In December, Australia’s Civil Aviation Safety Authority imposed precautionary operating restrictions on aircraft equipped with Jabiru Aircraft engines because of reliability issues. Privately-owned Bundaberg, Queensland-based Jabiru manufactures four-cylinder 2,200cc and six-cylinder 3,300cc engines, which are fitted to about 1,300 aircraft operating in Australia, including its own light aircraft.

The CASA move followed “a high number of Jabiru engine failures and power loss incidents, some of which resulted in aircraft forced landings”, according to CASA. The regulator says more than 45 Jabiru engine failures or in-flight engine incidents were reported in 2014. Problems include failures of through bolts, flywheel bolts and valve train assemblies, as well as cylinder cracking, with problems encountered primarily by aircraft used for flying training.

CASA says it is working with Jabiru and other stakeholders to identify the causes and to implement appropriate solutions, investigating design and mechanical issues, how aircraft are flown and maintenance-related issues. The regulator imposed the limitations in late December, having released a draft consultation in November, to which it received 630 responses.

The original proposal was modified, but the limitations, which remain in place up to June, restrict flights to day time under visual flight rules, require aircraft to be flown so they can at all times glide clear of a populous area, require passengers and trainee pilots flying solo to sign a statement saying they are aware of and accept the risk of an engine failure and require trainee pilots to have recently and successfully completed engine failure exercises before solo flights.

Jabiru has disputed CASA’s findings and says the action has “severely damaged” its reputation internationally. “It will change recreational aviation in Australia long-term. It is a clear sign that CASA now wants to take control of this segment of aviation. This extra oversight by CASA has already deterred many from the recreational aviation market,” says Sue Woods, business manager.

The industry body representing Australia’s ultralight, recreational and light sport aircraft sectors, Recreational Aviation Australia (RA-Aus) expressed “serious concern” and accused CASA of “misconduct” over the issue.

“While we concede that the actions taken are in relation to the reliability of Jabiru engines and agree that said engines display markedly lower reliability figures than competitor engines, it is our belief that irreparable damage has been caused to the already fragile Australian aviation industry as a result of the regulator’s actions,” RA-Aus says.

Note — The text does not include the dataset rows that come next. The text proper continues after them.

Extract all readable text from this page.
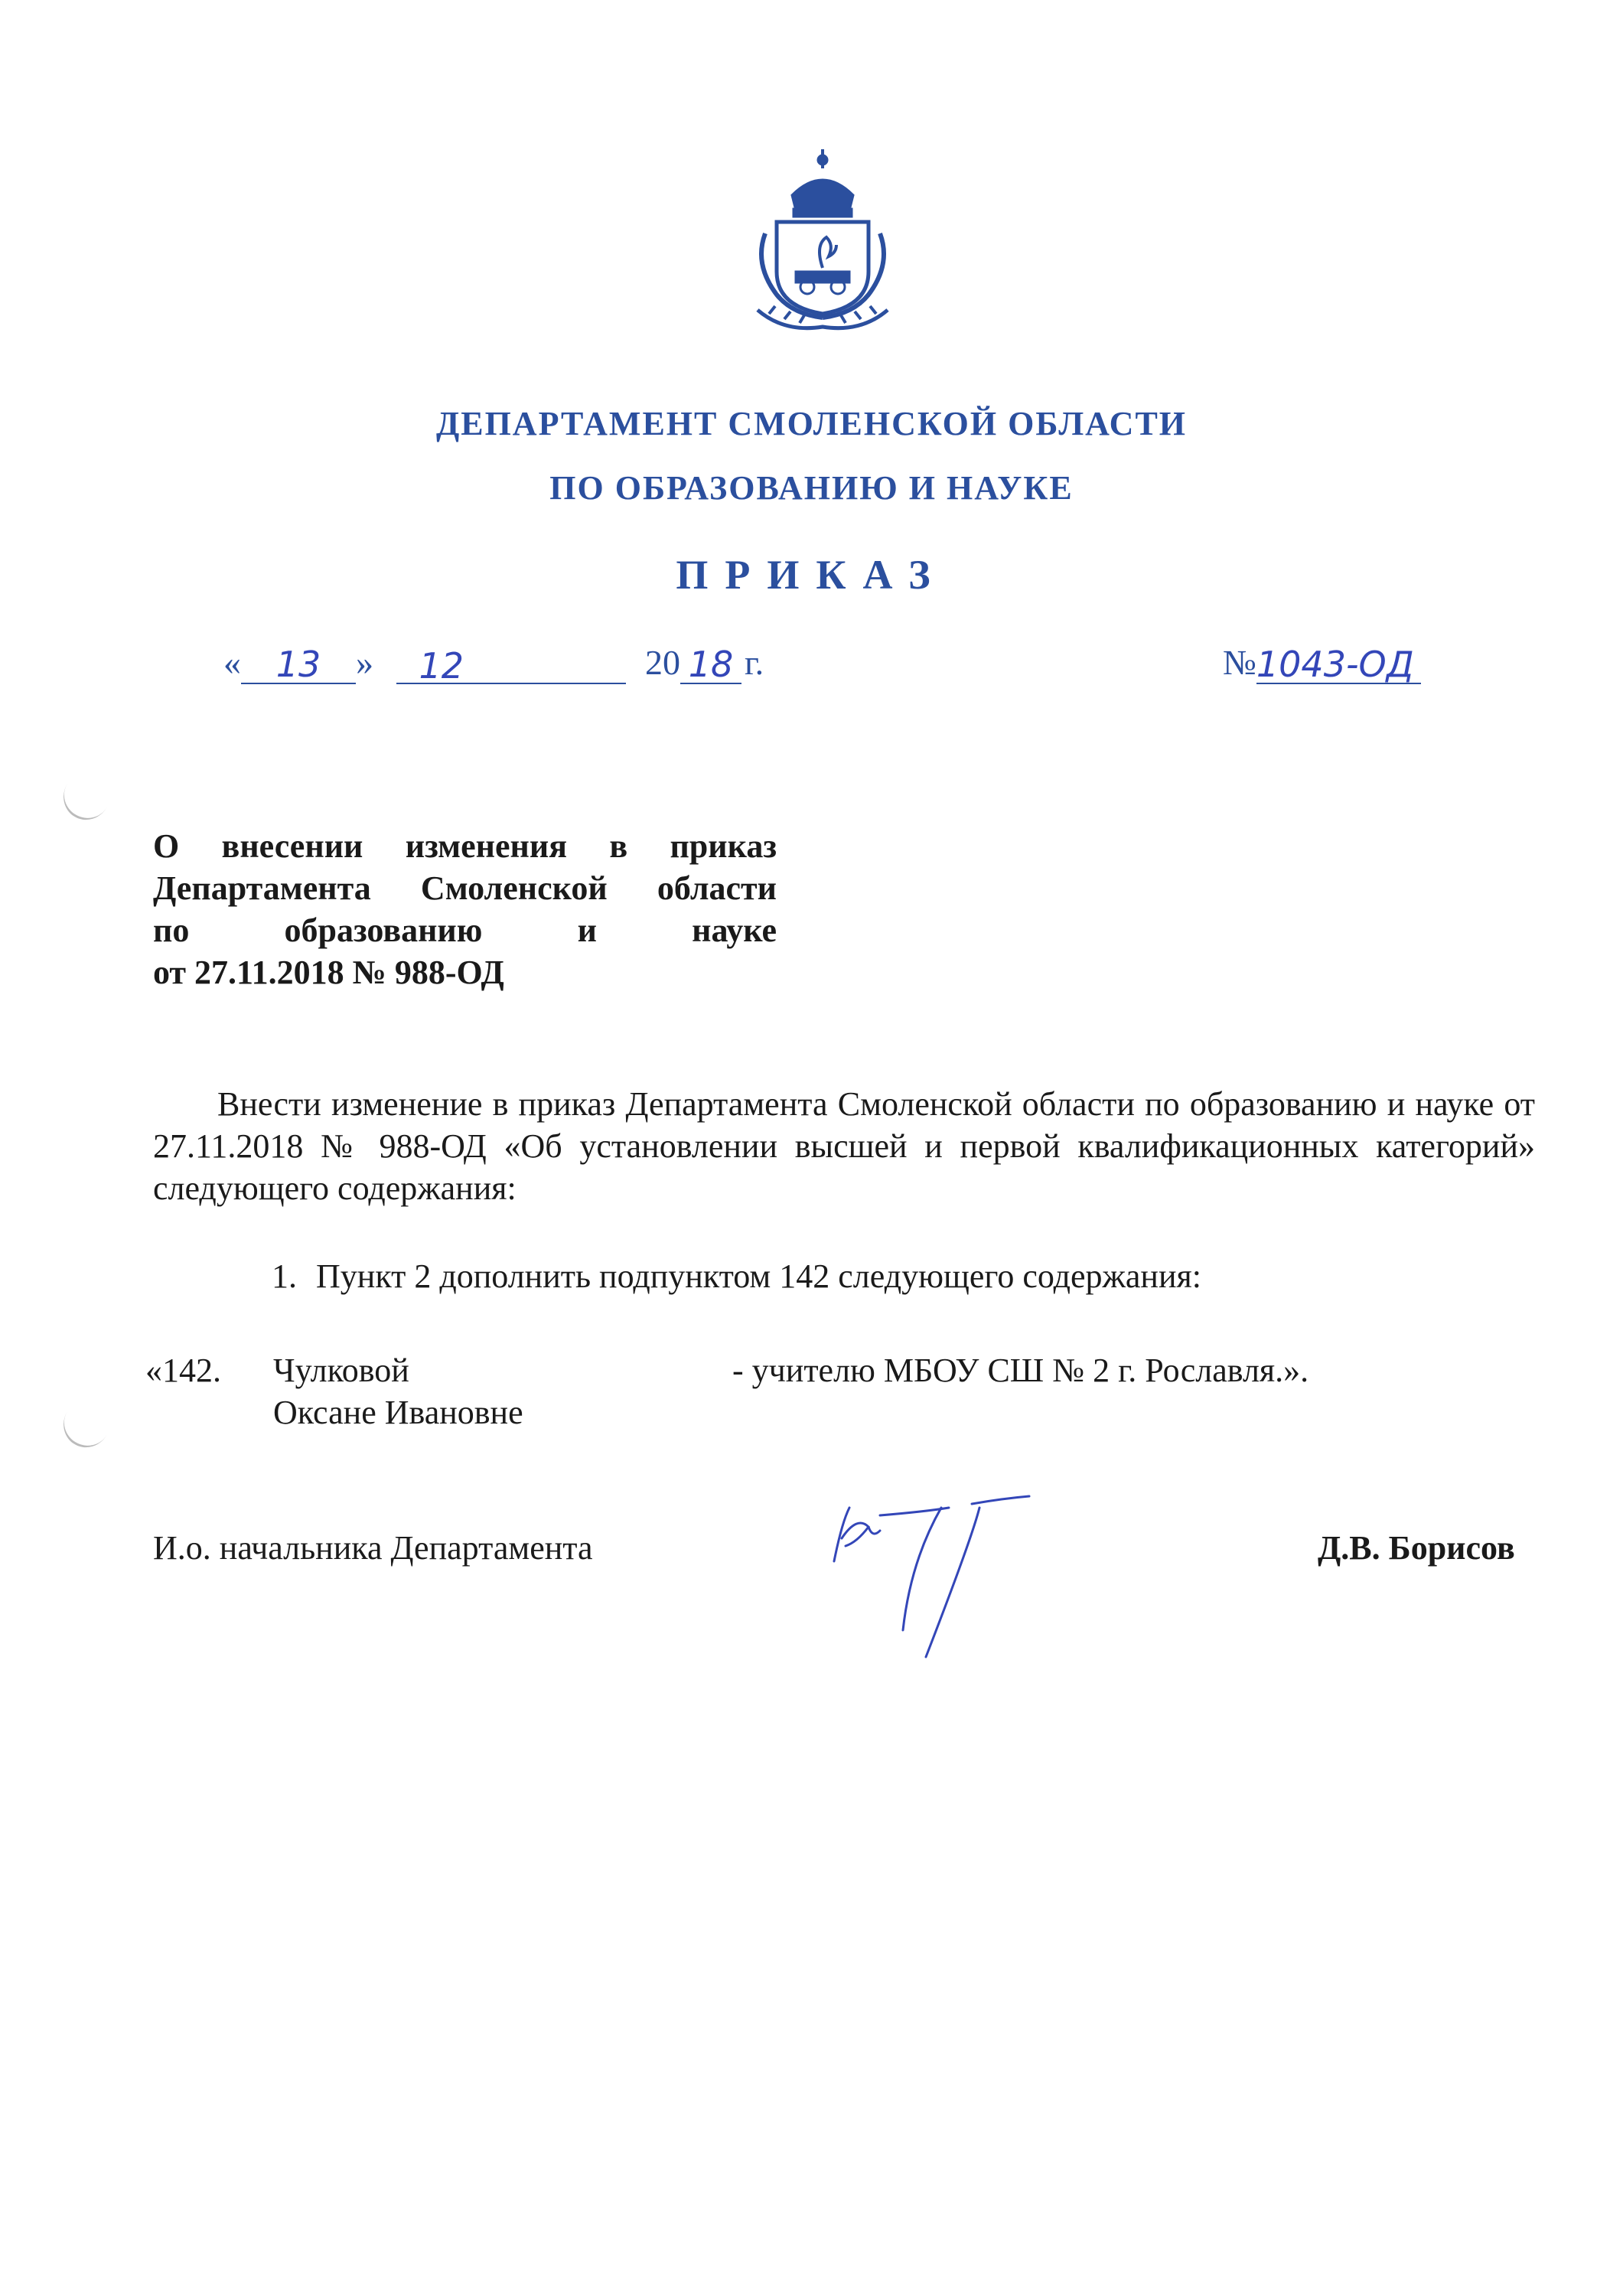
ДЕПАРТАМЕНТ СМОЛЕНСКОЙ ОБЛАСТИ
ПО ОБРАЗОВАНИЮ И НАУКЕ
ПРИКАЗ
« 13 » 12	20 18 г.	№1043-ОД
О внесении изменения в приказ
Департамента Смоленской области
по образованию и науке
от 27.11.2018 № 988-ОД
Внести изменение в приказ Департамента Смоленской области по образованию и науке от 27.11.2018 № 988-ОД «Об установлении высшей и первой квалификационных категорий» следующего содержания:
1. Пункт 2 дополнить подпунктом 142 следующего содержания:
«142. Чулковой
Оксане Ивановне
- учителю МБОУ СШ № 2 г. Рославля.».
И.о. начальника Департамента	Д.В. Борисов
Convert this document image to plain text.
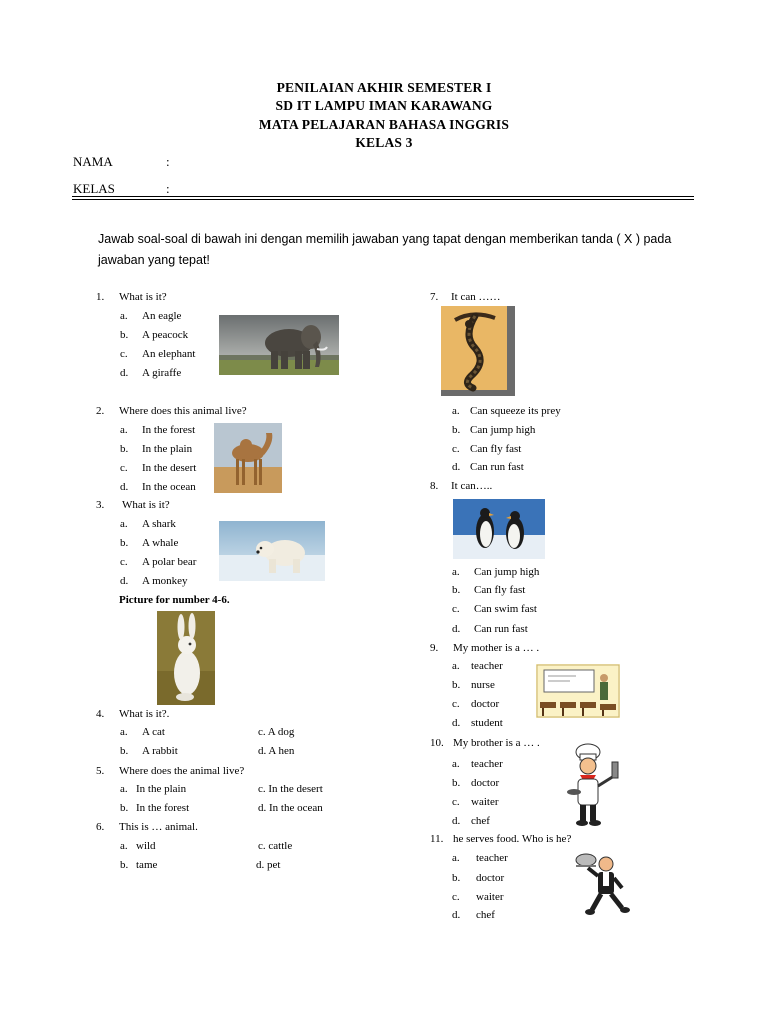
PENILAIAN AKHIR SEMESTER I
SD IT LAMPU IMAN KARAWANG
MATA PELAJARAN BAHASA INGGRIS
KELAS 3
NAMA	:
KELAS	:
Jawab soal-soal di bawah ini dengan memilih jawaban yang tapat dengan memberikan tanda ( X ) pada jawaban yang tepat!
1. What is it?
a. An eagle
b. A peacock
c. An elephant
d. A giraffe
2. Where does this animal live?
a. In the forest
b. In the plain
c. In the desert
d. In the ocean
3. What is it?
a. A shark
b. A whale
c. A polar bear
d. A monkey
Picture for number 4-6.
4. What is it?.
a. A cat	c. A dog
b. A rabbit	d. A hen
5. Where does the animal live?
a. In the plain	c. In the desert
b. In the forest	d. In the ocean
6. This is … animal.
a. wild	c. cattle
b. tame	d. pet
7. It can ……
a. Can squeeze its prey
b. Can jump high
c. Can fly fast
d. Can run fast
8. It can…..
a. Can jump high
b. Can fly fast
c. Can swim fast
d. Can run fast
9. My mother is a … .
a. teacher
b. nurse
c. doctor
d. student
10. My brother is a … .
a. teacher
b. doctor
c. waiter
d. chef
11. he serves food. Who is he?
a. teacher
b. doctor
c. waiter
d. chef
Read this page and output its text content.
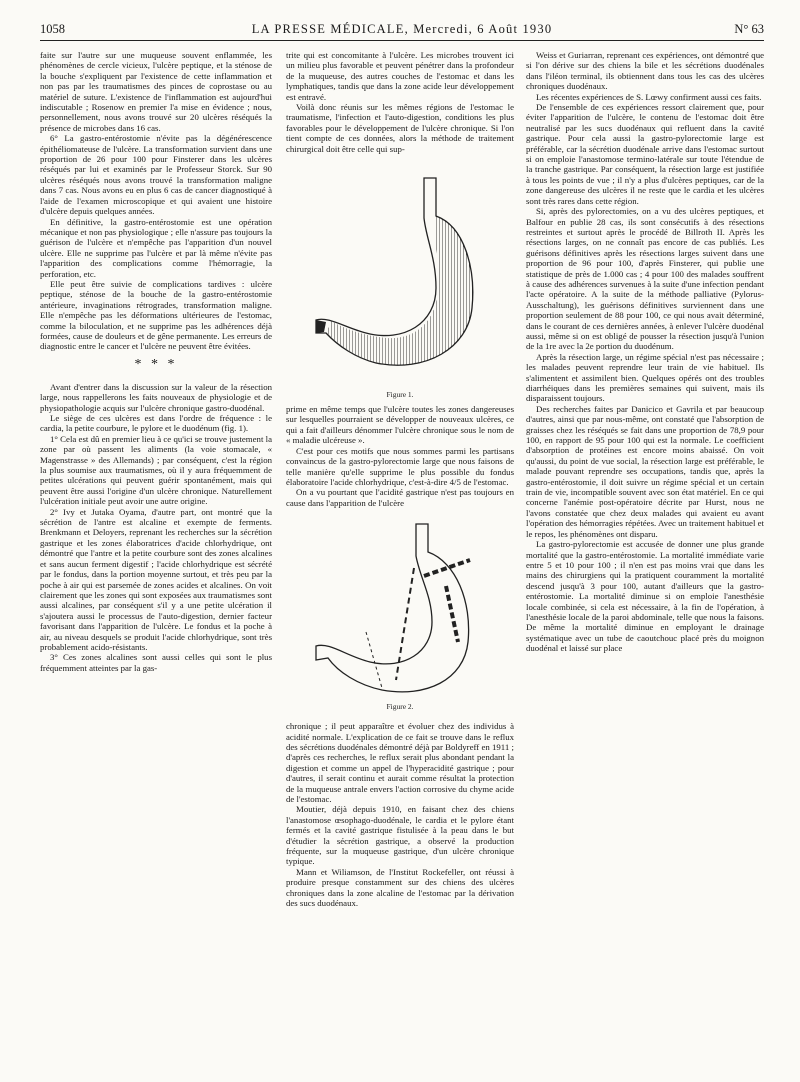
1058	LA PRESSE MÉDICALE, Mercredi, 6 Août 1930	N° 63

faite sur l'autre sur une muqueuse souvent enflammée, les phénomènes de cercle vicieux, l'ulcère peptique, et la sténose de la bouche s'expliquent par l'existence de cette inflammation et non pas par les traumatismes des pinces de coprostase ou au matériel de suture. L'existence de l'inflammation est aujourd'hui indiscutable ; Rosenow en premier l'a mise en évidence ; nous, personnellement, nous avons trouvé sur 20 ulcères réséqués la présence de microbes dans 16 cas.

6° La gastro-entérostomie n'évite pas la dégénérescence épithéliomateuse de l'ulcère. La transformation survient dans une proportion de 26 pour 100 pour Finsterer dans les ulcères réséqués par lui et examinés par le Professeur Storck. Sur 90 ulcères réséqués nous avons trouvé la transformation maligne dans 7 cas. Nous avons eu en plus 6 cas de cancer diagnostiqué à l'aide de l'examen microscopique et qui avaient une histoire d'ulcère depuis quelques années.

En définitive, la gastro-entérostomie est une opération mécanique et non pas physiologique ; elle n'assure pas toujours la guérison de l'ulcère et n'empêche pas l'apparition d'un nouvel ulcère. Elle ne supprime pas l'ulcère et par là même n'évite pas l'apparition des complications comme l'hémorragie, la perforation, etc.

Elle peut être suivie de complications tardives : ulcère peptique, sténose de la bouche de la gastro-entérostomie antérieure, invaginations rétrogrades, transformation maligne. Elle n'empêche pas les déformations ultérieures de l'estomac, comme la biloculation, et ne supprime pas les adhérences déjà formées, cause de douleurs et de gêne permanente. Les erreurs de diagnostic entre le cancer et l'ulcère ne peuvent être évitées.

* * *

Avant d'entrer dans la discussion sur la valeur de la résection large, nous rappellerons les faits nouveaux de physiologie et de physiopathologie acquis sur l'ulcère chronique gastro-duodénal.

Le siège de ces ulcères est dans l'ordre de fréquence : le cardia, la petite courbure, le pylore et le duodénum (fig. 1).

1° Cela est dû en premier lieu à ce qu'ici se trouve justement la zone par où passent les aliments (la voie stomacale, « Magenstrasse » des Allemands) ; par conséquent, c'est la région la plus soumise aux traumatismes, où il y aura fréquemment de petites ulcérations qui peuvent guérir spontanément, mais qui peuvent être aussi l'origine d'un ulcère chronique. Naturellement l'ulcération initiale peut avoir une autre origine.

2° Ivy et Jutaka Oyama, d'autre part, ont montré que la sécrétion de l'antre est alcaline et exempte de ferments. Brenkmann et Deloyers, reprenant les recherches sur la sécrétion gastrique et les zones élaboratrices d'acide chlorhydrique, ont démontré que l'antre et la petite courbure sont des zones alcalines et sans aucun ferment digestif ; l'acide chlorhydrique est sécrété par le fondus, dans la portion moyenne surtout, et très peu par la poche à air qui est parsemée de zones acides et alcalines. On voit clairement que les zones qui sont exposées aux traumatismes sont aussi alcalines, par conséquent s'il y a une petite ulcération il s'ajoutera aussi le processus de l'auto-digestion, dernier facteur favorisant dans l'apparition de l'ulcère. Le fondus et la poche à air, au niveau desquels se produit l'acide chlorhydrique, sont très probablement acido-résistants.

3° Ces zones alcalines sont aussi celles qui sont le plus fréquemment atteintes par la gas-

trite qui est concomitante à l'ulcère. Les microbes trouvent ici un milieu plus favorable et peuvent pénétrer dans la profondeur de la muqueuse, des autres couches de l'estomac et dans les lymphatiques, tandis que dans la zone acide leur développement est entravé.

Voilà donc réunis sur les mêmes régions de l'estomac le traumatisme, l'infection et l'auto-digestion, conditions les plus favorables pour le développement de l'ulcère chronique. Si l'on tient compte de ces données, alors la méthode de traitement chirurgical doit être celle qui sup-

Figure 1.

prime en même temps que l'ulcère toutes les zones dangereuses sur lesquelles pourraient se développer de nouveaux ulcères, ce qui a fait d'ailleurs dénommer l'ulcère chronique sous le nom de « maladie ulcéreuse ».

C'est pour ces motifs que nous sommes parmi les partisans convaincus de la gastro-pylorectomie large que nous faisons de telle manière qu'elle supprime le plus possible du fondus élaboratoire l'acide chlorhydrique, c'est-à-dire 4/5 de l'estomac.

On a vu pourtant que l'acidité gastrique n'est pas toujours en cause dans l'apparition de l'ulcère

Figure 2.

chronique ; il peut apparaître et évoluer chez des individus à acidité normale. L'explication de ce fait se trouve dans le reflux des sécrétions duodénales démontré déjà par Boldyreff en 1911 ; d'après ces recherches, le reflux serait plus abondant pendant la digestion et comme un appel de l'hyperacidité gastrique ; pour d'autres, il serait continu et aurait comme résultat la protection de la muqueuse antrale envers l'action corrosive du chyme acide de l'estomac.

Moutier, déjà depuis 1910, en faisant chez des chiens l'anastomose œsophago-duodénale, le cardia et le pylore étant fermés et la cavité gastrique fistulisée à la peau dans le but d'étudier la sécrétion gastrique, a observé la production fréquente, sur la muqueuse gastrique, d'un ulcère chronique typique.

Mann et Wiliamson, de l'Institut Rockefeller, ont réussi à produire presque constamment sur des chiens des ulcères chroniques dans la zone alcaline de l'estomac par la dérivation des sucs duodénaux.

Weiss et Guriarran, reprenant ces expériences, ont démontré que si l'on dérive sur des chiens la bile et les sécrétions duodénales dans l'iléon terminal, ils obtiennent dans tous les cas des ulcères chroniques duodénaux.

Les récentes expériences de S. Lœwy confirment aussi ces faits.

De l'ensemble de ces expériences ressort clairement que, pour éviter l'apparition de l'ulcère, le contenu de l'estomac doit être neutralisé par les sucs duodénaux qui refluent dans la cavité gastrique. Pour cela aussi la gastro-pylorectomie large est préférable, car la sécrétion duodénale arrive dans l'estomac surtout si on emploie l'anastomose termino-latérale sur toute l'étendue de la tranche gastrique. Par conséquent, la résection large est justifiée à tous les points de vue ; il n'y a plus d'ulcères peptiques, car de la zone dangereuse des ulcères il ne reste que le cardia et les ulcères sont très rares dans cette région.

Si, après des pylorectomies, on a vu des ulcères peptiques, et Balfour en publie 28 cas, ils sont consécutifs à des résections restreintes et surtout après le procédé de Billroth II. Après les résections larges, on ne connaît pas encore de cas publiés. Les guérisons définitives après les résections larges suivent dans une proportion de 96 pour 100, d'après Finsterer, qui publie une statistique de près de 1.000 cas ; 4 pour 100 des malades souffrent à cause des adhérences survenues à la suite d'une infection pendant l'acte opératoire. A la suite de la méthode palliative (Pylorus-Ausschaltung), les guérisons définitives surviennent dans une proportion seulement de 88 pour 100, ce qui nous avait déterminé, dans le courant de ces dernières années, à enlever l'ulcère duodénal aussi, même si on est obligé de pousser la résection jusqu'à l'union de la 1re avec la 2e portion du duodénum.

Après la résection large, un régime spécial n'est pas nécessaire ; les malades peuvent reprendre leur train de vie habituel. Ils s'alimentent et assimilent bien. Quelques opérés ont des troubles diarrhéiques dans les premières semaines qui suivent, mais ils disparaissent toujours.

Des recherches faites par Danicico et Gavrila et par beaucoup d'autres, ainsi que par nous-même, ont constaté que l'absorption de graisses chez les réséqués se fait dans une proportion de 78,9 pour 100, en rapport de 95 pour 100 qui est la normale. Le coefficient d'absorption de protéines est encore moins abaissé. On voit qu'aussi, du point de vue social, la résection large est préférable, le malade pouvant reprendre ses occupations, tandis que, après la gastro-entérostomie, il doit suivre un régime spécial et un certain train de vie, incompatible souvent avec son état matériel. En ce qui concerne l'anémie post-opératoire décrite par Hurst, nous ne l'avons constatée que chez deux malades qui avaient eu avant l'opération des hémorragies répétées. Avec un traitement habituel et le repos, les phénomènes ont disparu.

La gastro-pylorectomie est accusée de donner une plus grande mortalité que la gastro-entérostomie. La mortalité immédiate varie entre 5 et 10 pour 100 ; il n'en est pas moins vrai que dans les mains des chirurgiens qui la pratiquent couramment la mortalité descend jusqu'à 3 pour 100, autant d'ailleurs que la gastro-entérostomie. La mortalité diminue si on emploie l'anesthésie locale combinée, si cela est nécessaire, à la fin de l'opération, à l'anesthésie locale de la paroi abdominale, telle que nous la faisons. De même la mortalité diminue en employant le drainage systématique avec un tube de caoutchouc placé près du moignon duodénal et laissé sur place
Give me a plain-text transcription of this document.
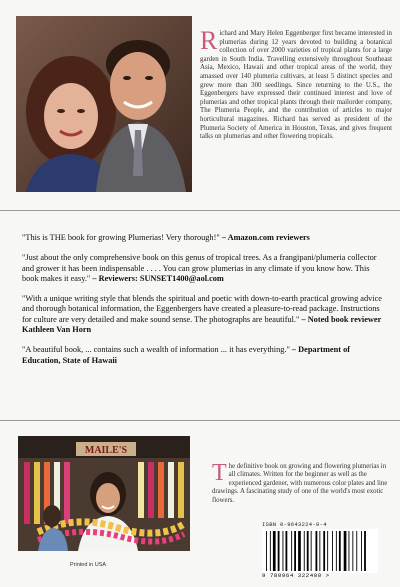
R ichard and Mary Helen Eggenberger first became interested in plumerias during 12 years devoted to building a botanical collection of over 2000 varieties of tropical plants for a large garden in South India. Travelling extensively throughout Southeast Asia, Mexico, Hawaii and other tropical areas of the world, they amassed over 140 plumeria cultivars, at least 5 distinct species and grew more than 300 seedlings. Since returning to the U.S., the Eggenbergers have expressed their continued interest and love of plumerias and other tropical plants through their mailorder company, The Plumeria People, and the contribution of articles to major horticultural magazines. Richard has served as president of the Plumeria Society of America in Houston, Texas, and gives frequent talks on plumerias and other flowering tropicals.

"This is THE book for growing Plumerias! Very thorough!" – Amazon.com reviewers

"Just about the only comprehensive book on this genus of tropical trees. As a frangipani/plumeria collector and grower it has been indispensable . . . . You can grow plumerias in any climate if you know how. This book makes it easy." – Reviewers: SUNSET1400@aol.com

"With a unique writing style that blends the spiritual and poetic with down-to-earth practical growing advice and thorough botanical information, the Eggenbergers have created a pleasure-to-read package. Instructions for culture are very detailed and make sound sense. The photographs are beautiful." – Noted book reviewer Kathleen Van Horn

"A beautiful book, ... contains such a wealth of information ... it has everything." – Department of Education, State of Hawaii

MAILE'S
Printed in USA
T he definitive book on growing and flowering plumerias in all climates. Written for the beginner as well as the experienced gardener, with numerous color plates and line drawings. A fascinating study of one of the world's most exotic flowers.
ISBN 0-9643224-0-4
9 780964 322400 >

The manufacturer says data provided to CASA indicates 40 engine incidents in 2014, including 12 stoppages in-flight which required forced landings, with no serious injuries or fatalities, out of nearly 41,800 flying hours and 92,700 flights in Australia.

Woods says Jabiru will run more training courses for owners and maintainers to try to lift the standard of maintenance and is continuing research and development to make the engines more robust.

Meanwhile, former Australian manufacturer Seabird Aviation was acquired last year by Seeker America, subsidiary of US aerospace company CSI Aviation. The former Hervey Bay, Queensland manufacturer had spent 30-plus years developing and establishing a global market for its fixed-wing Seeker patrol and surveillance aircraft. The aircraft was manufactured in Hervey Bay, with licensed production in Jordan at Seabird Aviation Jordan (which has since closed), and sold 12 aircraft in Australia, Azerbaijan, Iraq, Jordan, the United Arab Emirates, the USA, South Africa and Tanzania, under founder Don Adams and then under his son, Peter.

The family company spent decades trying to grow the business, but sold it last year, recognising that new investment was needed to make it successful. At the time of the purchase, Albuquerque-based Seeker America said production would eventually move to North America. Seeker Aircraft America president and chief executive David Pohlman now says: “Manufacture of the Seeker aircraft will be done in Australia for the immediate future. When demand exceeds the capacity of the Australian facility, we will grow capacity elsewhere. In this scenario, Seabird will produce parts and major sub-assemblies for the aircraft at the facility in Hervey Bay.”

The company will focus sales activities on North and Latin America, he adds.